SEE ALSO: How to Become a 401(k) Millionaire
Streamlining costs is a no-brainer. While no 401(k) plan is free, making sure you get the most for your money is something most of us can get behind pretty easily.
But fiduciary responsibility is often a wake-up call -- and not taking it seriously can have significant repercussions on your business and your life. As a fiduciary, you are responsible for ensuring that the decisions you make are in the best interest of your participants, that you carry out your duties prudently, in line with plan rules and objectives, through appropriate diversification while at a reasonable cost.
Here's the thing: Many plan sponsors (that is, business owners who establish 401(k)s for their companies) don't realize that as a fiduciary they are personally liable for their plan. In other words, your personal assets are on the hook in the event of a lawsuit or regulatory action by the Department of Labor.
This intimidates a lot of business owners. While some may be up for the challenge, others may want to seek help.
One solution: A "cafeteria" manager
The idea behind the fiduciary standard is that the plan should be designed to serve the end investor's best interest. That means:
- Offering diversified investment options.
- Keeping fees reasonable.
- Putting a documented process in place for monitoring investment performance and selecting funds.
Think of it like a company cafeteria for investing: If your goal is to serve foods that are healthy and nutritionally balanced, you'll want to offer a diversified menu of healthy options that meet a broad range of nutritional needs. You'll want to make sure your vendors are delivering what they say they're delivering, and that you're not overpaying for a brand name rather than quality -- all while making sure everything meets FDA approval.
To do all that, you need a process in place to manage operations -- someone to decide which foods to include on the menu, where to buy them and how to make sure that you're serving the best options in each food group. Not to mention monitoring quality, price and performance over time!
Now imagine that you're legally liable for all of it: the structure of the menu, the cost of the bananas and the nutritional record of your vendors. It's enough to make you want to give up, right? For a lot of companies, 401(k)s are an important benefit. It's not worth giving yours up.
You might NOT be getting what you think you are
If you already have a plan, consider getting an independent review of your current processes and costs to make sure you're protecting yourself and doing right by your employees. If you are just starting the process, think about working with a professional who can help you set up a robust plan structure -- someone who can help you with the key elements of the plan.

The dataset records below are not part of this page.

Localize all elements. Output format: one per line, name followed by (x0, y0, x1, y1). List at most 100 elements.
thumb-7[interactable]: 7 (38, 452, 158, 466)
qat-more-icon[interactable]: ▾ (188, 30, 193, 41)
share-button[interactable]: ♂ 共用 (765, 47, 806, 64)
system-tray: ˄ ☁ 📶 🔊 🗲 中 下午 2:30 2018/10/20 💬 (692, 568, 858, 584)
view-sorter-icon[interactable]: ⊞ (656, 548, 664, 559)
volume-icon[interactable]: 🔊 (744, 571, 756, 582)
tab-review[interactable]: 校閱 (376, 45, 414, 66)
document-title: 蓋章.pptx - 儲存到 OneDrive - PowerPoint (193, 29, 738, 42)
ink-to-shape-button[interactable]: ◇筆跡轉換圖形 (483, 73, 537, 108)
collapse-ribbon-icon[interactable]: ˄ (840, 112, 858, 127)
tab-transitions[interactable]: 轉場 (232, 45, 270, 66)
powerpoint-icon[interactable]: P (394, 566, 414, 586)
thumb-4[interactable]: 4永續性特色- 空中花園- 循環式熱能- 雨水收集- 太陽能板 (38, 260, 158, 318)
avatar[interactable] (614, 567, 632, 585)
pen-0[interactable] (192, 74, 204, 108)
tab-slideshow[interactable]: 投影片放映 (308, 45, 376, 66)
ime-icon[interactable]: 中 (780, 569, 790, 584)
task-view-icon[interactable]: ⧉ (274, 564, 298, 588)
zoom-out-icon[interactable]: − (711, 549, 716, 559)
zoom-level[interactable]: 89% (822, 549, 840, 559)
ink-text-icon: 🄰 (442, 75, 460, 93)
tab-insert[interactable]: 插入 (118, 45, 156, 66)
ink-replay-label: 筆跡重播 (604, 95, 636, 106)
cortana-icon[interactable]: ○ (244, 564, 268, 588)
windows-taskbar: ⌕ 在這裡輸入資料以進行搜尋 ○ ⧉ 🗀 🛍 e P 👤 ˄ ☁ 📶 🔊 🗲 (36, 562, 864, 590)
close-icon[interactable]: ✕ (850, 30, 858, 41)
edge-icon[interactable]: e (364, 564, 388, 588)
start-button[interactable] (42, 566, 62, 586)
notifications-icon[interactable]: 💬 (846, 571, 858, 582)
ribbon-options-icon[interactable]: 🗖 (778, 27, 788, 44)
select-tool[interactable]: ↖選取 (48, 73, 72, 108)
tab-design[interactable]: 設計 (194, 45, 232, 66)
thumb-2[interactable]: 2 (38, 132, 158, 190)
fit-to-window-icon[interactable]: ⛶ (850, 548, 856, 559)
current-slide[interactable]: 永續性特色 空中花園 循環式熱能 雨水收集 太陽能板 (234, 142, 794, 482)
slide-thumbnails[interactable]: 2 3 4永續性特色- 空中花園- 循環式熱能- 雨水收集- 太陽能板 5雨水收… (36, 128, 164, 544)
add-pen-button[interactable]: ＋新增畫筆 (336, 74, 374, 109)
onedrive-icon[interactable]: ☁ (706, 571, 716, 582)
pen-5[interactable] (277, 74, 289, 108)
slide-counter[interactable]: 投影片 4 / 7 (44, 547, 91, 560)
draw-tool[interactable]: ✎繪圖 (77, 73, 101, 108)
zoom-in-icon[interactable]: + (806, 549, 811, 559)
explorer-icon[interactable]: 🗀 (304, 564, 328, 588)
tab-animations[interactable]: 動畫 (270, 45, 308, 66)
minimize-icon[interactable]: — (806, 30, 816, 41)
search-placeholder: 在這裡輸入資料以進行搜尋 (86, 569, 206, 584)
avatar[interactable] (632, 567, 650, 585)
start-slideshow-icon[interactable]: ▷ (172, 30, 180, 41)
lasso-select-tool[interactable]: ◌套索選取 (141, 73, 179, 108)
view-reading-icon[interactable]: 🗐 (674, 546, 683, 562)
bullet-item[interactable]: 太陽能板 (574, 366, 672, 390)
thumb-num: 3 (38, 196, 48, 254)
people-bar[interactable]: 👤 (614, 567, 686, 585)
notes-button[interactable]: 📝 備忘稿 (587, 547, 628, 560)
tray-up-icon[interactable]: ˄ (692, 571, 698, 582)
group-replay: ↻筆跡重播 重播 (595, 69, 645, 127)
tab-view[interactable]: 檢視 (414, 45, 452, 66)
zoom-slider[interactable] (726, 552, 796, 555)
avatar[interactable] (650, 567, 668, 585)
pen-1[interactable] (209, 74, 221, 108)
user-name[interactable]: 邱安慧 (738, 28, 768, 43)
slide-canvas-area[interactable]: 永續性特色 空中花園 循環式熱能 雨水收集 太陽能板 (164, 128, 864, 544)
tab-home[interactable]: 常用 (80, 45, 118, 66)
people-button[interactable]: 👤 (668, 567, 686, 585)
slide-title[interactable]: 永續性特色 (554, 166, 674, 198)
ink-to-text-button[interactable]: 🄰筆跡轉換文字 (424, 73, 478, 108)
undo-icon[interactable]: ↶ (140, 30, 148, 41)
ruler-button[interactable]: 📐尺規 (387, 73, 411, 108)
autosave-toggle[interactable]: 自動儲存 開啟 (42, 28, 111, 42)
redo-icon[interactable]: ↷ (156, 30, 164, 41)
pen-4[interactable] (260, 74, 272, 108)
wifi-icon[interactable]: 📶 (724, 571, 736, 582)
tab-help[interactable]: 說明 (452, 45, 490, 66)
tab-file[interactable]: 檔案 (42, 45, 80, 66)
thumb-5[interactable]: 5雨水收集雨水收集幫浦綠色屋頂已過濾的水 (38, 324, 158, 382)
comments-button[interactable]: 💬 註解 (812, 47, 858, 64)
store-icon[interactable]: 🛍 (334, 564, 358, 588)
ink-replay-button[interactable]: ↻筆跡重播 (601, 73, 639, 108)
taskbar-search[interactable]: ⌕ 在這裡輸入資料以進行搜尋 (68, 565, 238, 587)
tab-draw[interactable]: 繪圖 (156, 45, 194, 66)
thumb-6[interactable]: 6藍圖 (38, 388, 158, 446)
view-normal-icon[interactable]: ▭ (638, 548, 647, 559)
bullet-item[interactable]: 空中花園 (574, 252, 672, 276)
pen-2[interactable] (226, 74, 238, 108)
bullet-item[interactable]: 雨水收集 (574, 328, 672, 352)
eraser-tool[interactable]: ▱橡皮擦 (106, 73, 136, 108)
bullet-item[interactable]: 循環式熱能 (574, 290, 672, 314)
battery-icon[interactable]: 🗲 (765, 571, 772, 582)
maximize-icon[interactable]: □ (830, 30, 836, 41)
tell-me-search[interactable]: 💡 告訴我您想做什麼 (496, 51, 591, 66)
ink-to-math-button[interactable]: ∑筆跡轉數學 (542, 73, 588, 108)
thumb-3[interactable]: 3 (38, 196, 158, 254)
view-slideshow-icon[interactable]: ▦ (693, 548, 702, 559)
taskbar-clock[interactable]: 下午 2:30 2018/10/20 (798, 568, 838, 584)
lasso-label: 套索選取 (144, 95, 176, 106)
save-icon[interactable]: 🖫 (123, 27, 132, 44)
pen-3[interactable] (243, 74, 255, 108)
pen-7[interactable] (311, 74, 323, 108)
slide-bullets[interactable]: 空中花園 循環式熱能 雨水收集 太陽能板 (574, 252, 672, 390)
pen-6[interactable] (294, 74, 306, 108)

Most important: Don't just get anyone -- this is where it can pay to have the right professional help. A worthwhile partner can shoulder the burden and help make sure that your fiduciary obligations are being fulfilled. They will essentially act as the "cafeteria manager" of your retirement plan, helping put the right systems in place to keep things running smoothly.
Seek out a partner who is:
- An Investment Adviser Representative. These advisers work under an SEC fiduciary standard with a duty to act solely in the best interest of their clients when offering investment advice.
- Able to implement and oversee your plan's processes and procedures. Specifically, look for expertise designing a diversified investment lineup, benchmarking and monitoring performance, and benchmarking and monitoring costs.
- Eager to work with you and your team. That means a financial adviser who is ready to take calls and meet with your employees.